We are a commune of inquiring, skeptical, politically centrist, capitalist, anglophile, traditionalist New England Yankee humans, humanoids, and animals with many interests beyond and above politics. Each of us has had a high-school education (or GED), but all had ADD so didn't pay attention very well, especially the dogs. Each one of us does "try my best to be just like I am," and none of us enjoys working for others, including for Maggie, from whom we receive neither a nickel nor a dime. Freedom from nags, cranks, government, do-gooders, control-freaks and idiots is all that we ask for.
Somebody asked me this weekend what is meant my the common legal term "in the state's interest."
When you think about it, it does sound like a term from feudal times; an odd turn of phrase for a democratic republic. On the other hand, in socialist or communist countries, they use the term "the peoples' interest" as a euphemism for the same thing.

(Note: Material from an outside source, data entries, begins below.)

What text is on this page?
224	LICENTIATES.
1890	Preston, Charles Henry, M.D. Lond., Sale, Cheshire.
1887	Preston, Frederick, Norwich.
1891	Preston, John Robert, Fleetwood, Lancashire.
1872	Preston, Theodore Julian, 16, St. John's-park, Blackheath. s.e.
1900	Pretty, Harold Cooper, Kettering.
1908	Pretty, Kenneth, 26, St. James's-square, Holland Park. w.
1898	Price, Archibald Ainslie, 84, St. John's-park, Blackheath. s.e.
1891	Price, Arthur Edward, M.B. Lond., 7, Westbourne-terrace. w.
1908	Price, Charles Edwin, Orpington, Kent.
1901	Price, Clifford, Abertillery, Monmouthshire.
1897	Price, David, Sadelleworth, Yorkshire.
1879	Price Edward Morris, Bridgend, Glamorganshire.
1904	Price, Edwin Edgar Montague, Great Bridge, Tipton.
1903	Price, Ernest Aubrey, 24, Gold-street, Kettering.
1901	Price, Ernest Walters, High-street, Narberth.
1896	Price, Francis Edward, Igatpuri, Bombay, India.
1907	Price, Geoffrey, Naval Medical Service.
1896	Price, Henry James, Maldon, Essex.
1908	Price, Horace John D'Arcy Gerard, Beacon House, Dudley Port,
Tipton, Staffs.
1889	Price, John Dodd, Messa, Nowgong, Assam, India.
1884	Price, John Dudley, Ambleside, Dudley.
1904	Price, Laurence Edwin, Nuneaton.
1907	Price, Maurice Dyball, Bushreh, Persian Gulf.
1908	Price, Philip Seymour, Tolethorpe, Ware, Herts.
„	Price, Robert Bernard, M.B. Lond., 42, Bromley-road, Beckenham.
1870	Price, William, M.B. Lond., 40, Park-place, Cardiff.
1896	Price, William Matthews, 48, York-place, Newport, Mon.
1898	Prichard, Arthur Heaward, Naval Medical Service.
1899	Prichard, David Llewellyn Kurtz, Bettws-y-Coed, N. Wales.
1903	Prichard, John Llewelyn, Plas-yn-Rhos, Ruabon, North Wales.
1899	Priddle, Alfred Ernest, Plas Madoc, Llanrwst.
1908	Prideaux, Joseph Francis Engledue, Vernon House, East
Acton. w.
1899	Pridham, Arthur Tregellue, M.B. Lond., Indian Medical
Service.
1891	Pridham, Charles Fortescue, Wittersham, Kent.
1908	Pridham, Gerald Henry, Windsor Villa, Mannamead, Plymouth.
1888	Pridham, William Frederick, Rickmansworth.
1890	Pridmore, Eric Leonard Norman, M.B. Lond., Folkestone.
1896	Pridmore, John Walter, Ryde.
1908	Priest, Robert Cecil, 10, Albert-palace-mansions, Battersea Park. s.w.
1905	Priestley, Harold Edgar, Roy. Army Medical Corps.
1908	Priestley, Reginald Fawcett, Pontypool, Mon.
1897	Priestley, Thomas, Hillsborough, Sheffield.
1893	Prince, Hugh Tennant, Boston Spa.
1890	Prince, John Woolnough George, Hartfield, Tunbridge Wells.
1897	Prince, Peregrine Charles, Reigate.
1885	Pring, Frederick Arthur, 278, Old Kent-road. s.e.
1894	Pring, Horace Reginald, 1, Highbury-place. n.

My problem with this basic legal concept, when I think about it a little with my small brain, is this: What happens when The State becomes a special interest of its own, looming over all other interests? Well, James Madison et al anticipated all of that, didn't they? Very shrewd and wise old dead guys with unfashionable ethnicities.
If the term has any meaning at all, it is one of two things.
It stands for those interests which everyone shares. Having a law against murder, for instance, serves everyone, because nobody wants to be murdered.
It stands for the the interests that are peculiar to those who are in government. Jury nullification, for instance, distinctly restricts the powers of government, and thus goes against this second concept of state's interest.
This boils down to what the term state is intended to mean in the phrase state's interest. It is either the entire body of people, or it is the subset of the populace that forms the government.